Lygisaurus macfarlani
- Conservation status: Least Concern (IUCN 3.1)

Scientific classification
- Kingdom: Animalia
- Phylum: Chordata
- Class: Reptilia
- Order: Squamata
- Family: Scincidae
- Genus: Lygisaurus
- Species: L. macfarlani
- Binomial name: Lygisaurus macfarlani (Günther, 1877)
- Synonyms: Carlia macfarlani Günther, 1877;

= Lygisaurus macfarlani =

- Genus: Lygisaurus
- Species: macfarlani
- Authority: (Günther, 1877)
- Conservation status: LC
- Synonyms: Carlia macfarlani , Günther, 1877

Species of lizard

Lygisaurus macfarlani, also known commonly as the translucent litter-skink, and MacFarlan's skink, is a species of lizard in the subfamily Eugongylinae of the family Scincidae.
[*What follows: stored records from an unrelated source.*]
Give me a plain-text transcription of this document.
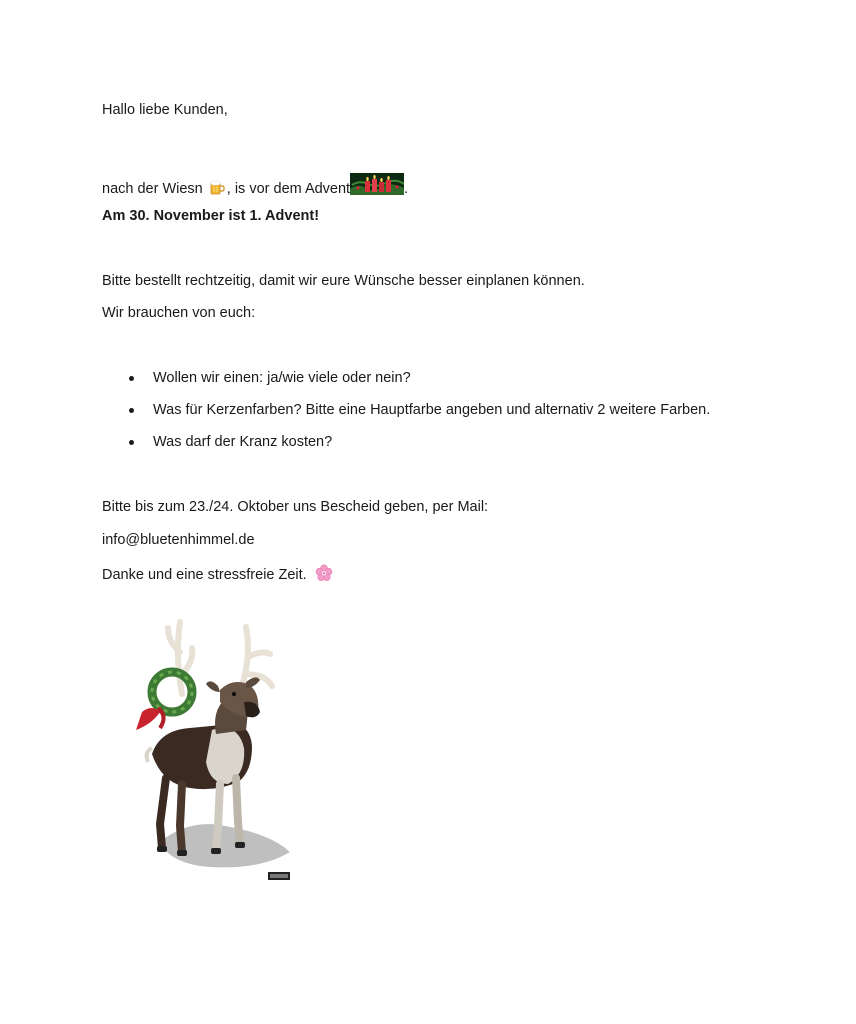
Hallo liebe Kunden,
nach der Wiesn , is vor dem Advent	.
Am 30. November ist 1. Advent!
Bitte bestellt rechtzeitig, damit wir eure Wünsche besser einplanen können.
Wir brauchen von euch:
Wollen wir einen: ja/wie viele oder nein?
Was für Kerzenfarben? Bitte eine Hauptfarbe angeben und alternativ 2 weitere Farben.
Was darf der Kranz kosten?
Bitte bis zum 23./24. Oktober uns Bescheid geben, per Mail:
info@bluetenhimmel.de
Danke und eine stressfreie Zeit.
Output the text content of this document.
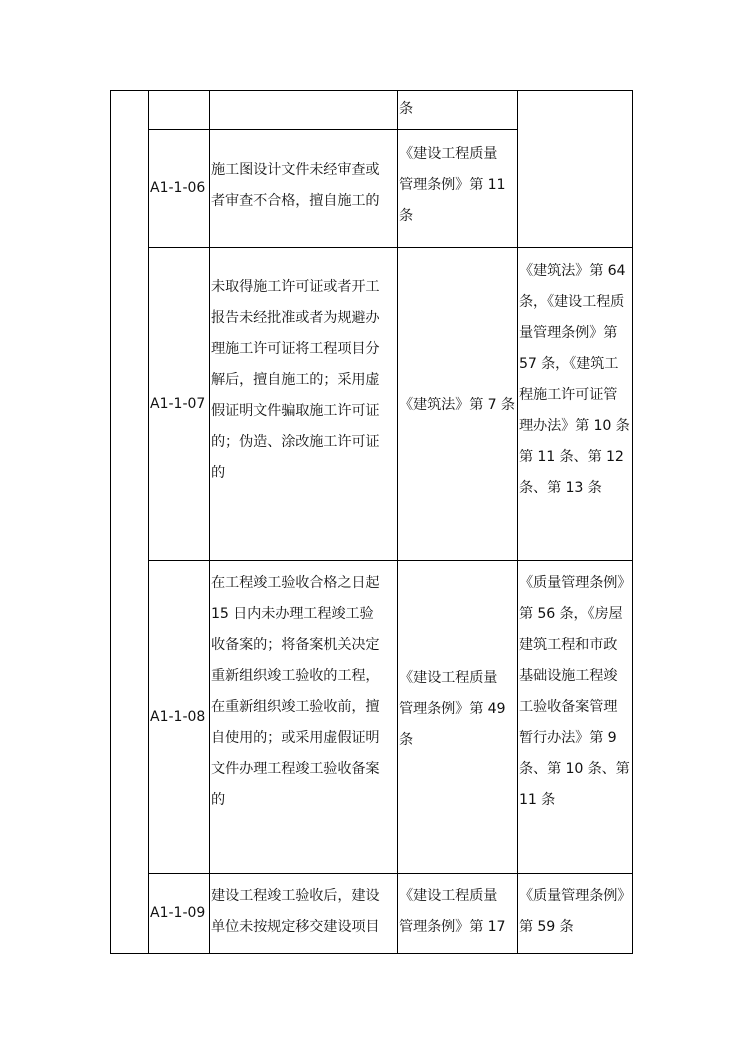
条

A1-1-06

施工图设计文件未经审查或

者审查不合格，擅自施工的

《建设工程质量

管理条例》第 11

条

A1-1-07

未取得施工许可证或者开工

报告未经批准或者为规避办

理施工许可证将工程项目分

解后，擅自施工的；采用虚

假证明文件骗取施工许可证

的；伪造、涂改施工许可证

的

《建筑法》第 7 条

《建筑法》第 64

条，《建设工程质

量管理条例》第

57 条，《建筑工

程施工许可证管

理办法》第 10 条

第 11 条、第 12

条、第 13 条

A1-1-08

在工程竣工验收合格之日起

15 日内未办理工程竣工验

收备案的；将备案机关决定

重新组织竣工验收的工程，

在重新组织竣工验收前，擅

自使用的；或采用虚假证明

文件办理工程竣工验收备案

的

《建设工程质量

管理条例》第 49

条

《质量管理条例》

第 56 条，《房屋

建筑工程和市政

基础设施工程竣

工验收备案管理

暂行办法》第 9

条、第 10 条、第

11 条

A1-1-09

建设工程竣工验收后，建设

单位未按规定移交建设项目

《建设工程质量

管理条例》第 17

《质量管理条例》

第 59 条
The species is native to northeastern Australia and Papua New Guinea.

==Etymology==
The specific name, macfarlani, is in honor of English missionary Samuel Macfarlane (1837–1911).

==Description==
Adults of Lygisaurus macfarlani have an average snout-to-vent length (SVL) of 3.7 cm. The lower eyelid has a small transparent disc. There are usually six upper labials.

==Geographic range==
In Australia, Lygisaurus macfarlani is found in Northern Territory and Queensland. In Papua New Guinea, it is found in the Trans-Fly region and around Port Moresby.

==Habitat==
Lygisaurus macfarlani occurs in a variety of natural habitats, including forest, savanna, shrubland, and grassland.

==Behavior==
Lygisaurus macfarlani is terrestrial and diurnal.

==Diet==
Lygisaurus macfarlani preys upon insects.